Tidbit 4: Shop Local (or at least Say You Do)

Berkeleyites are proud anti-corporate, anti-big business “shop local” individualists. This is commendable.

Yet, I wonder, who shops at all those big box stores “across the border” in Emeryville and Albany? (That’s Albany, CA, not Albany, NY.) Come on, Berkeleyites, fess up! You love Ikea, admit it. It’s OK.

As for me, I’m a Target-aholic. Yet, now when I shop there, fearing local condemnation, I don sunglasses, a Groucho Marx mustache, and a trench coat with the collar pulled up when turning into the Target parking lot!

Tidbit 5: Born to Bike

Berkeley has a strong biker culture. And the bikes I’m talking about aren’t motorized, they’re regular, people-powered bicycles. But beware, Berkeley bicyclists are twice as scary as Hell’s Angels!

Don’t get me wrong. I admire the many biking Berkeleyites and their commitment to the environment and to their health.

Nevertheless, when we first arrived here, I was terrified I would hit one of them. Now, however, I am equally terrified about getting hit by them! The reason? Berkeley bikers constantly run traffic lights, ignore stop signs, and change lanes without signaling!

When Handsome Hubby and I left the fast-paced East Coast, I thought we were reducing our stress. I thought life in Berkeley would be peaceful and mellow, but all these bikers brazenly buzzing by are blitzing my Bay Area bliss!

Fountain of Youth

Yet, all this Berkeley newness and all this Bezerkelyness might just prove to be my fountain of youth. At a certain age, we need to keep our minds active. We need to take on new challenges.

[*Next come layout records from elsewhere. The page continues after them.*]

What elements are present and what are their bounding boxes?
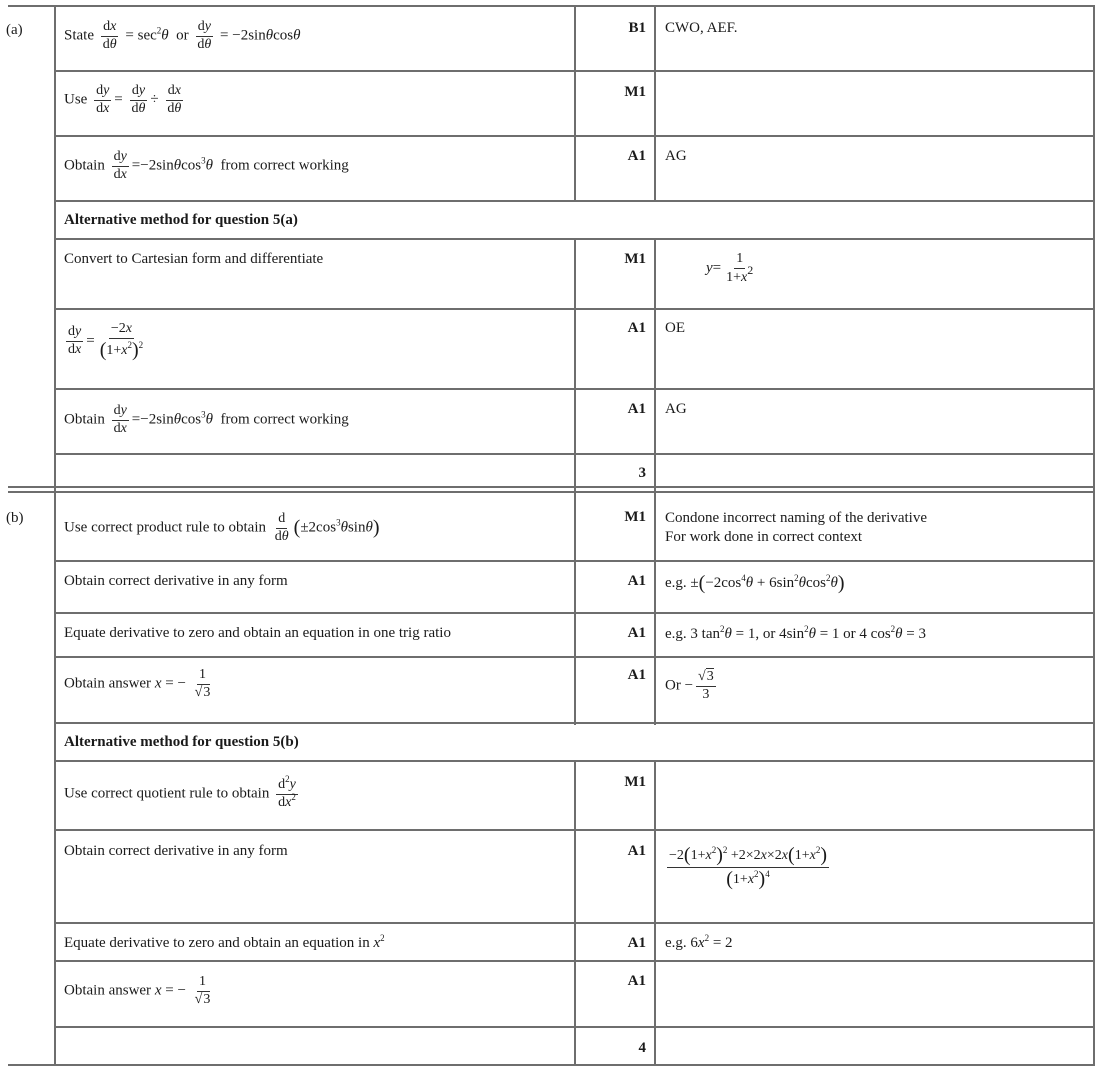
table-border-right — [1093, 5, 1095, 1066]
step-joiner: or — [176, 27, 189, 44]
step-convert-cartesian: Convert to Cartesian form and differentiate — [64, 251, 324, 267]
comment-prefix: Or — [665, 677, 681, 694]
alt-answer-fraction: $\frac{√3}{3}$ — [698, 669, 714, 702]
mark-b1: B1 — [628, 20, 646, 36]
col-divider-marks — [574, 760, 576, 1066]
dy-dtheta-fraction: $\frac{dy}{d\theta}$ — [197, 19, 212, 52]
step-dydx-cartesian: $\frac{dy}{dx}$ = $\frac{-2x}{(1+x^2)^2}$ — [68, 321, 144, 361]
comment-ag: AG — [665, 401, 687, 417]
total-marks-a: 3 — [638, 465, 646, 481]
comment-derivative-example: e.g. $\pm(-2\cos^4\theta + 6\sin^2\theta\cos^2\theta)$ — [665, 572, 845, 594]
step-obtain-dydx: Obtain $\frac{dy}{dx}$ =−2sinθcos$^3$θ from correct working — [64, 403, 349, 436]
mark-a1: A1 — [627, 401, 646, 417]
step-equate-zero-x2: Equate derivative to zero and obtain an equation in $x^2$ — [64, 933, 385, 951]
step-text: Use correct quotient rule to obtain — [64, 785, 270, 802]
mark-m1: M1 — [624, 84, 646, 100]
mark-a1: A1 — [627, 935, 646, 951]
comment-cwo-aef: CWO, AEF. — [665, 20, 738, 36]
step-obtain-answer: Obtain answer x = − $\frac{1}{√3}$ — [64, 974, 211, 1007]
mark-m1: M1 — [624, 774, 646, 790]
step-equate-zero: Equate derivative to zero and obtain an equation in one trig ratio — [64, 625, 451, 641]
dy-dtheta-fraction: $\frac{dy}{d\theta}$ — [131, 83, 146, 116]
comment-quotient-result — [664, 845, 832, 890]
dy-dx-fraction: $\frac{dy}{dx}$ — [113, 149, 127, 182]
step-obtain-dydx: Obtain $\frac{dy}{dx}$ =−2sinθcos$^3$θ from correct working — [64, 149, 349, 182]
part-separator — [8, 486, 1095, 488]
mark-m1: M1 — [624, 509, 646, 525]
comment-alt-answer: Or − $\frac{√3}{3}$ — [665, 669, 714, 702]
row-divider — [55, 200, 1095, 202]
step-obtain-derivative: Obtain correct derivative in any form — [64, 843, 288, 859]
mark-a1: A1 — [627, 667, 646, 683]
comment-oe: OE — [665, 320, 685, 336]
alt-heading-5a: Alternative method for question 5(a) — [64, 212, 298, 228]
step-quotient-rule — [64, 774, 301, 810]
step-text: Use correct product rule to obtain — [64, 519, 267, 536]
dy-dx-fraction: $\frac{dy}{dx}$ — [96, 83, 110, 116]
step-text: Obtain answer — [64, 982, 152, 999]
step-state-derivatives: State $\frac{dx}{d\theta}$ = $\sec^2\theta$ or $\frac{dy}{d\theta}$ = −2sinθcosθ — [64, 19, 301, 52]
col-divider-comments — [654, 760, 656, 1066]
comment-x2-equation: e.g. $6x^2 = 2$ — [665, 933, 733, 951]
mark-a1: A1 — [627, 843, 646, 859]
part-label-b: (b) — [6, 510, 24, 526]
mark-a1: A1 — [627, 625, 646, 641]
table-border-bottom — [8, 1064, 1095, 1066]
dydx-cartesian-fraction: $\frac{-2x}{(1+x^2)^2}$ — [99, 321, 144, 361]
mark-a1: A1 — [627, 973, 646, 989]
comment-cartesian-y: y= $\frac{1}{1+x^2}$ — [706, 251, 754, 285]
second-derivative-fraction: $\frac{d^2y}{dx^2}$ — [278, 774, 296, 810]
part-label-a: (a) — [6, 22, 23, 38]
dy-dx-fraction: $\frac{dy}{dx}$ — [113, 403, 127, 436]
answer-fraction: $\frac{1}{√3}$ — [194, 667, 211, 700]
step-prefix: Obtain — [64, 157, 105, 174]
mark-a1: A1 — [627, 573, 646, 589]
comment-line: Condone incorrect naming of the derivative — [665, 510, 927, 526]
dx-dtheta-fraction: $\frac{dx}{d\theta}$ — [102, 19, 117, 52]
mark-a1: A1 — [627, 320, 646, 336]
answer-fraction: $\frac{1}{√3}$ — [194, 974, 211, 1007]
y-cartesian-fraction: $\frac{1}{1+x^2}$ — [726, 251, 754, 285]
step-obtain-answer: Obtain answer x = − $\frac{1}{√3}$ — [64, 667, 211, 700]
step-text: Equate derivative to zero and obtain an equation in — [64, 935, 370, 951]
dy-dx-fraction: $\frac{dy}{dx}$ — [68, 324, 82, 357]
mark-a1: A1 — [627, 148, 646, 164]
col-divider-label — [54, 5, 56, 1066]
comment-trig-equation: e.g. 3 $\tan^2\theta = 1$, or $4\sin^2\theta = 1$ or 4 $\cos^2\theta = 3$ — [665, 624, 926, 642]
comment-line: For work done in correct context — [665, 528, 863, 545]
alt-heading-5b: Alternative method for question 5(b) — [64, 734, 299, 750]
table-border-top — [8, 5, 1095, 7]
comment-ag: AG — [665, 148, 687, 164]
quotient-result-fraction: $\frac{-2(1+x^2)^2 +2\times 2x\times 2x(1+x^2)}{(1+x^2)^4}$ — [669, 844, 827, 890]
total-marks-b: 4 — [638, 1040, 646, 1056]
col-divider-marks — [574, 238, 576, 725]
step-suffix: from correct working — [220, 157, 349, 174]
step-prefix: Obtain — [64, 411, 105, 428]
step-use-chain-rule: Use $\frac{dy}{dx}$ = $\frac{dy}{d\theta}$ ÷ $\frac{dx}{d\theta}$ — [64, 83, 182, 116]
step-product-rule: Use correct product rule to obtain $\frac{d}{d\theta}$ $(\pm 2\cos^3\theta\sin\theta)$ — [64, 511, 380, 544]
step-prefix: Use — [64, 91, 88, 108]
part-separator — [8, 491, 1095, 493]
d-dtheta-operator: $\frac{d}{d\theta}$ — [274, 511, 289, 544]
comment-condone — [665, 509, 927, 547]
step-suffix: from correct working — [220, 411, 349, 428]
step-prefix: State — [64, 27, 94, 44]
col-divider-comments — [654, 238, 656, 725]
step-text: Obtain answer — [64, 675, 152, 692]
col-divider-comments — [654, 5, 656, 200]
mark-m1: M1 — [624, 251, 646, 267]
step-obtain-derivative: Obtain correct derivative in any form — [64, 573, 288, 589]
dx-dtheta-fraction: $\frac{dx}{d\theta}$ — [167, 83, 182, 116]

For me, living in quirky Berkeley offers one new challenge after another. And despite this list of quirky Berkeley tidbits – or because of it, most days the challenges are delightful!

***

And if you’d like to learn more about Quirky Berkeley, there’s an official website devoted to the subject!

4 replies
  1. Mary Rees
    Mary Rees says:

    I enjoyed your catalog of Berkeley quirks! A Berkeley quirk you missed out on, having moved here with kids already past playground-age, is the seeming taboo on correcting anyone else’s kid at the park.
    Bicyclists need to stop at stop signs and not ride the wrong way up one-way streets, here in Berkeley and everywhere. Otherwise, they’re endangering themselves and others, who won’t necessarily be looking for them.

    Reply
    • Karen
      Karen says:

      I think it always dangerous to correct other people’s kids — tempting, but dangerous! Only grandmas seem to get away with it! Age has its perks.

      Reply
  2. ROwen
    ROwen says:

    Yes…Berkeley is quirky…and I to continue to color my hair…why…gray doesn’t suit me..and by the by…I moved back here 6 years ago and despite its quirkiness I love living here.